9. IT’S CONNECTED TO ARTHRITIS, CHRONIC FATIGUE SYNDROME, AND IBS.

For many patients, fibromyalgia isn’t the only chronic condition they suffer from. Fibromyalgia has been linked to chronic fatigue syndrome, irritable bowel syndrome, sleep apnea, migraines, rheumatoid arthritis, and other medical problems. In some cases, as with chronic fatigue syndrome, the two conditions have such similar symptoms that their diagnostic criteria overlaps. Others conditions like irritable bowel syndrome are related to fibromyalgia—not confused with it.

10. IT'S PROBABLY NOT GENETIC—BUT IT CAN CLUSTER IN THE FAMILIES.

If you're closely related to someone with fibromyalgia, you're more likely to have it yourself. Studies have shown that the diagnosis tends to cluster in families. At first this seems to suggest that the condition is genetic, but scientists have yet to identify a specific gene that's directly responsible for fibromyalgia. The more likely explanation for the trend is that members of the same family experience the same environmental stressors that can trigger the symptoms, or they share genes that are indirectly related to the issue.

11. ANTIDEPRESSANTS CAN HELP ...

Since we don't know what causes fibromyalgia, it's hard to treat. But patients are often prescribed antidepressants to ease their symptoms. These medications have been shown to alleviate some of the most debilitating hallmarks of the condition, such as general pain and restless nights. Doctors who support antidepressants as a fibromyalgia treatment are quick to note that that doesn’t make the condition a mental disorder. While these drugs can lift the depressed moods that sometimes come with fibromyalgia, they also function as painkillers.

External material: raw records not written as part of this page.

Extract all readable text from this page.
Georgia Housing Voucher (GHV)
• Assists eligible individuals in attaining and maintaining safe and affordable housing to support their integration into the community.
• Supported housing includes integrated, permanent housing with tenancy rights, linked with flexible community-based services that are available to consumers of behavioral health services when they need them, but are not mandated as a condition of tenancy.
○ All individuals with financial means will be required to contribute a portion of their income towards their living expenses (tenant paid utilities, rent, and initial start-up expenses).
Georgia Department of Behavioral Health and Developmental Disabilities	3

12. ... AND SO CAN EXERCISE.

One of the most common pieces of advice fibromyalgia patients get from doctors is to exercise. Hitting the gym may seem impossible for people in too much pain to get off the couch, but physical activity—even in small doses—can actually alleviate pain over time. It also works as treatment for other fibromyalgia symptoms like depression and fatigue.